Already, Old Mutual and Britam are pioneering this model. Their “Pharmacy First” services allow members to get treatment for common conditions like colds, flu, and UTIs directly from a certified pharmacy without needing a doctor’s visit first.
This model reduces the burden on hospitals, provides quick and convenient care, and empowers patients. But the reach of these private insurers is still minimal, and the challenge is to scale it to a national level, making it the norm rather than the exception.
Making a “Pharmacy First” system a reality requires a multi-pronged approach involving the following:
Standardised Digital Platforms: The current system is fragmented. A single, unified digital platform for all insurers, public and private, is essential. This system would enable real-time claim submission and verification, cutting administrative errors and speeding up reimbursements. Replacing paper prescriptions and manual work would drastically reduce claim rejections. Tools like “Maisha Meds” software show how pharmacy management systems can collect data to support national policy.

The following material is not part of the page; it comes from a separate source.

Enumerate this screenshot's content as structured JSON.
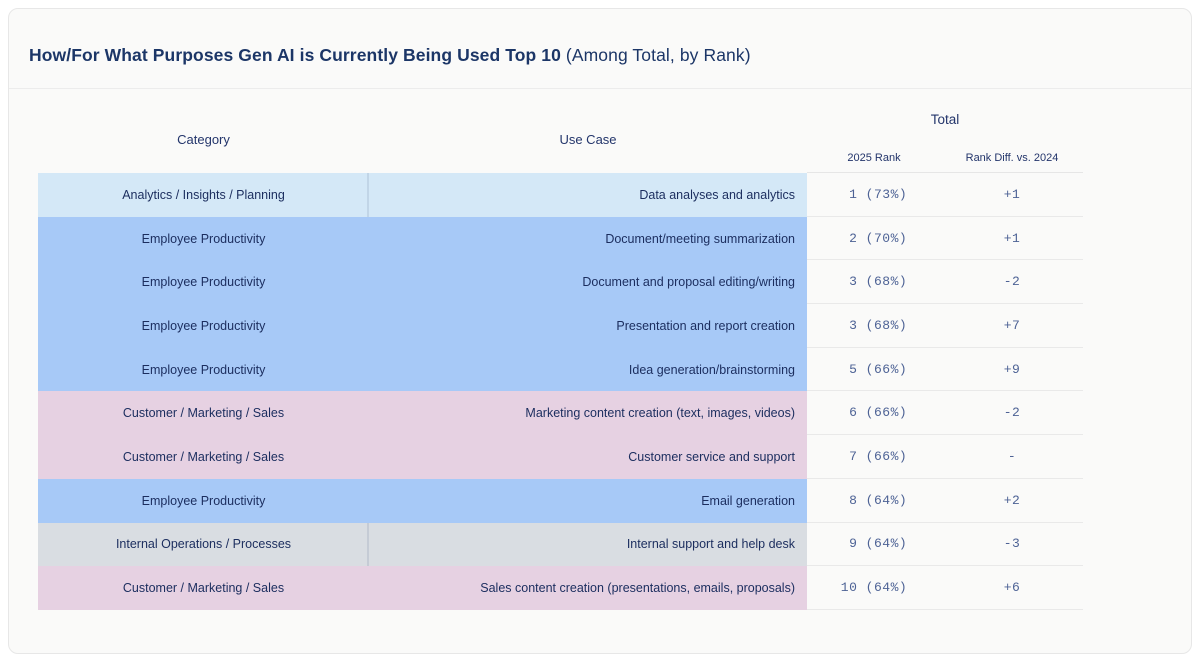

Incentivising Pharmacy Partnerships: Insurers should be encouraged to include more community pharmacies in their networks. This could be achieved through government mandates or tax incentives for those with broad pharmacy coverage. Contracts must also offer fair, regularly updated reimbursement rates to make partnerships sustainable for pharmacists.

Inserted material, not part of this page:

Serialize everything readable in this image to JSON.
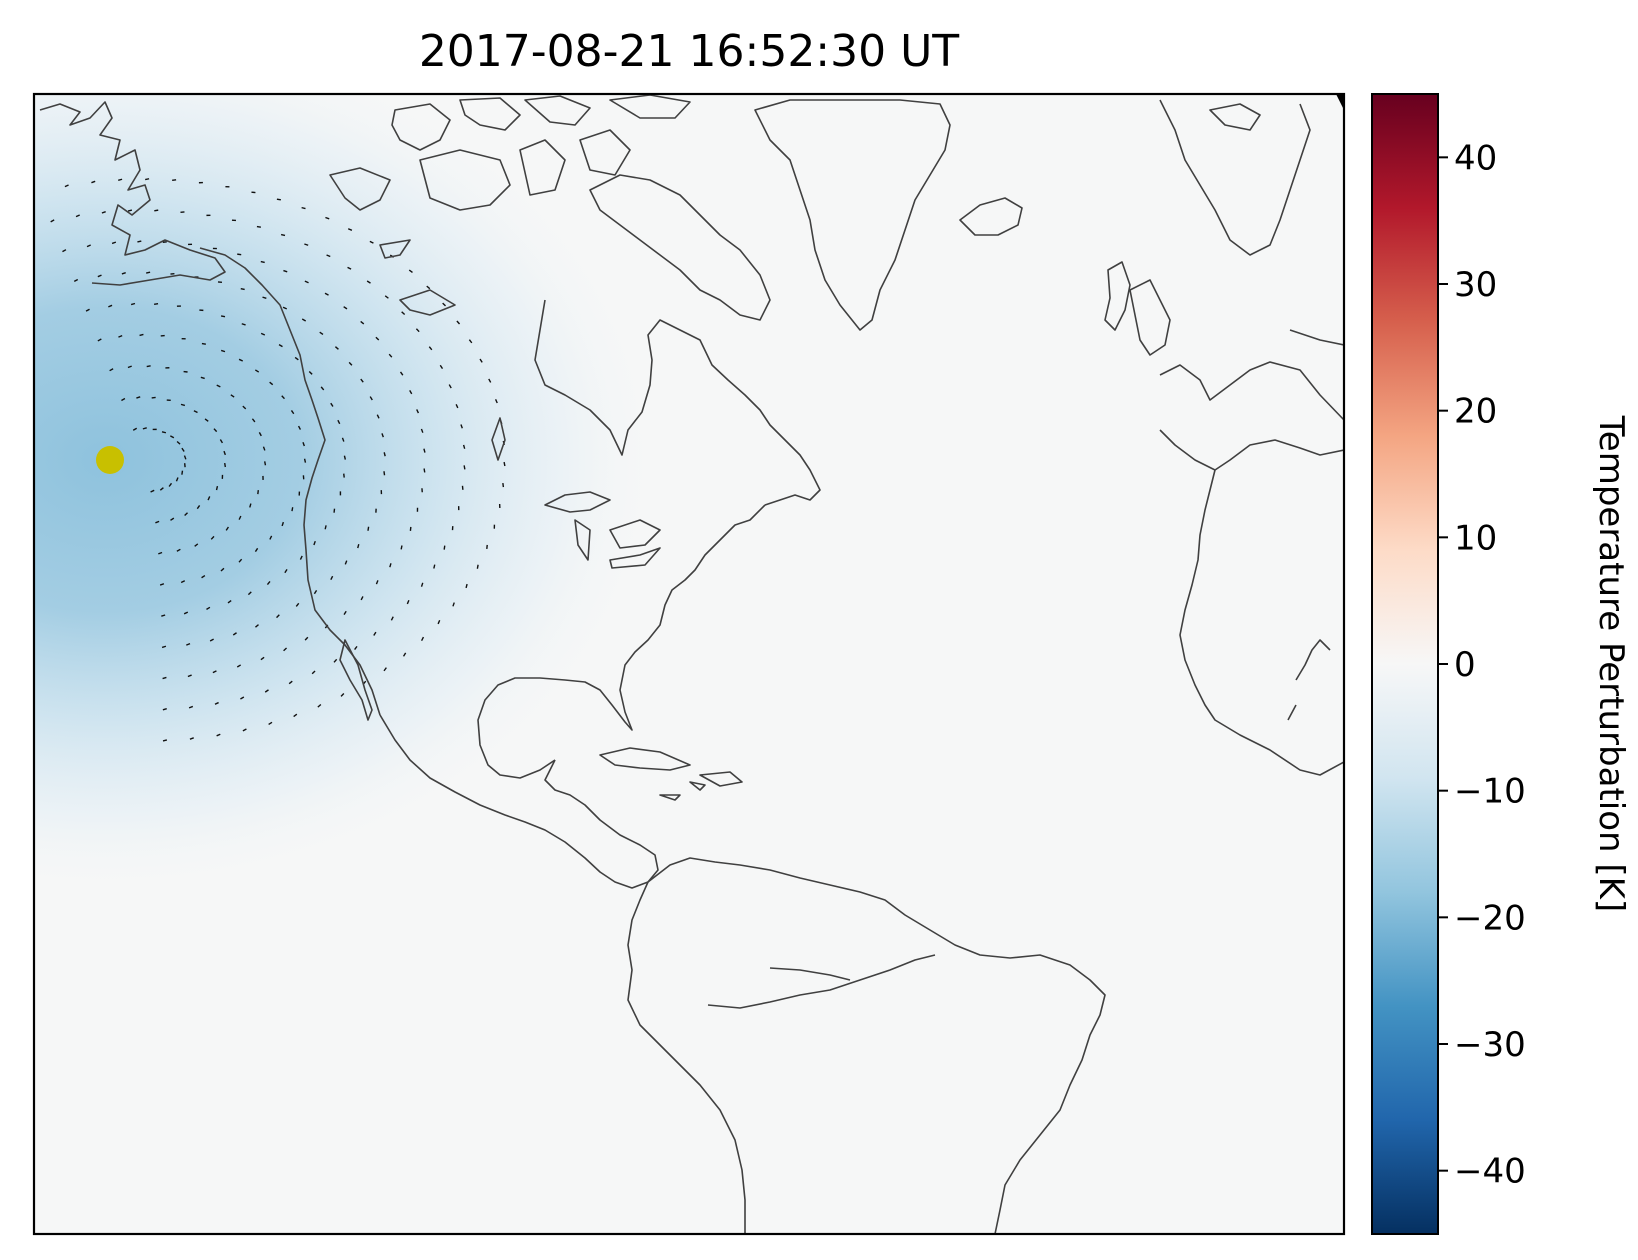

Tiered Insurance Products: Kenya’s large informal sector remains mostly uninsured. Insurers should create affordable, tiered micro-insurance plans. Using mobile money platforms like M-Pesa, people could pay in small, frequent instalments, making insurance manageable and dramatically expanding coverage.
Strengthening Prescribing Practices: High claim rejection rates stem from poor coordination between health facilities, pharmacies, and insurers. Training prescribers on proper documentation is critical. A strong feedback loop between insurers and pharmacies would also help resolve issues quickly and improve efficiency.
Data-Driven Policy Making: Better data is needed to shape effective health policy. A centralised database tracking dispensed medicines and rejected claims would reveal disease trends, medicine shortages, and system bottlenecks. This evidence allows for informed, responsive decision-making.
The community pharmacy is more than just a place to buy medicine; it is a pillar of primary healthcare. By addressing the systemic flaws that currently exclude them from the insurance ecosystem, we can transform the health and well-being of millions of Kenyans. The goal is not just to have insurance, but to have insurance that works when you need it most.
Dr Madline Iseren is a Pharmacist and Essayist.